どれだけ格好よくても、彼氏以外はジャガイモにヘノヘノモヘジを落書きしたみたいな印象しかない。

そんなダイキは今はジャガイモ以下、むしろジャガイモに申し訳ない。
ジャガイモは浮気はしないし、ジャガイモは裏切らない。美味しいジャガイモは正義だ。
肉じゃが、カレー、屋台のフライドポテト、どんな料理でもジャガイモは旨い。

 話を聞かない泉に堪えかねて、朋美は泉の両肩に手を添えた。

「泉。あんた最近枯れてるでしょ?」
「失礼ね。これでもスキンケアはちゃんとやってます」
「お肌じゃなくてheart! 心よ心! それとbody! ちなみに聞くけど元カレと別れる前、どれくらいエッチしてなかった?」

 朋美に小声で尋ねられて泉は初めて狼狽えた。
最後にダイキとデートをした秋の夜は栗ご飯を食べて解散だったから、色っぽい思い出はない。

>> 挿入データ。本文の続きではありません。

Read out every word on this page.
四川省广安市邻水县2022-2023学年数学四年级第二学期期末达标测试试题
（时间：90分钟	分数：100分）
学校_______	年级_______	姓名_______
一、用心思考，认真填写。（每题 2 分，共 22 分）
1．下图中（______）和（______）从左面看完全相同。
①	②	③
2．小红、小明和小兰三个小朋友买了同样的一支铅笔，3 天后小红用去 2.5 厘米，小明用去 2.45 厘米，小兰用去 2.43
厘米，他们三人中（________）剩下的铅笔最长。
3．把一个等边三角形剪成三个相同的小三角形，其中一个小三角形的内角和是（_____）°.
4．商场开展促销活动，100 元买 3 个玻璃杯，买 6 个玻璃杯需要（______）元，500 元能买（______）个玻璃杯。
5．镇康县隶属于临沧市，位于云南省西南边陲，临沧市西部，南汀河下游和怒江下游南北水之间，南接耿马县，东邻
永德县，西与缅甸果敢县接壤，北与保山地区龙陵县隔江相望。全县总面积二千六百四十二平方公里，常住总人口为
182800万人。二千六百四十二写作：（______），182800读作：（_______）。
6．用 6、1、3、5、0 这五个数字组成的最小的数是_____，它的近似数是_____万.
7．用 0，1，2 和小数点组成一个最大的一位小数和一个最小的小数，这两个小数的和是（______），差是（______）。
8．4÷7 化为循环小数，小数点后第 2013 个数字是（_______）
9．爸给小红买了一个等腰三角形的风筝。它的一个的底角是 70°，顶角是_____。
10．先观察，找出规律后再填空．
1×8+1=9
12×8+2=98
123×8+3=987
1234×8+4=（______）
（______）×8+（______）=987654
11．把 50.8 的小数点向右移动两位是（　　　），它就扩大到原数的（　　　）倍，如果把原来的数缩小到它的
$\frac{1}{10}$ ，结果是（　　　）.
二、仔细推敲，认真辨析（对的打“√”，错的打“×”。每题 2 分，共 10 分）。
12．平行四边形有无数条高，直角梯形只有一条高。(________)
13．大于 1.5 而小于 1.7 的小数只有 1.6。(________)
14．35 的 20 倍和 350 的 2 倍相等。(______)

泉は最後にダイキの部屋に泊まった日を必死で思い出す。確か部屋には冷房がついていた。

「えーっと……夏……? に……したっきり……」
「さて問題です。今は何月?」
「……12月」
「ごめん泉。友達としてハッキリ言うけど、それは浮気されても仕方ないわ。夏以降、恋人の営みがなかったのね。遠距離でもないのにそれは、ちょっと元カレも可哀想に思えてくるよ」

 何とも言えない虚無感に襲われる。結局、男はそうなのか。恋人の営みがないと他の女に走るのか。
食べかけのフレンチクルーラーをティッシュの上に置いて泉は顔を伏せた。

「だって研究と論文で忙しかったんだもん! 休みがあるならダイキに会うより寝ていたかったの! エッチするより寝たかったんだよぉ!」
「だから枯れてるって言ってるの。ね、枯れた心と身体に潤いを取り戻すために忘年会行こうよ。イケメン見ながらお酒飲んで嫌なこと忘れてリフレッシュするの。いい? 絶対参加だからね?」

 朋美の勢いに押し負けて泉は渋々、忘年会への参加を承諾した。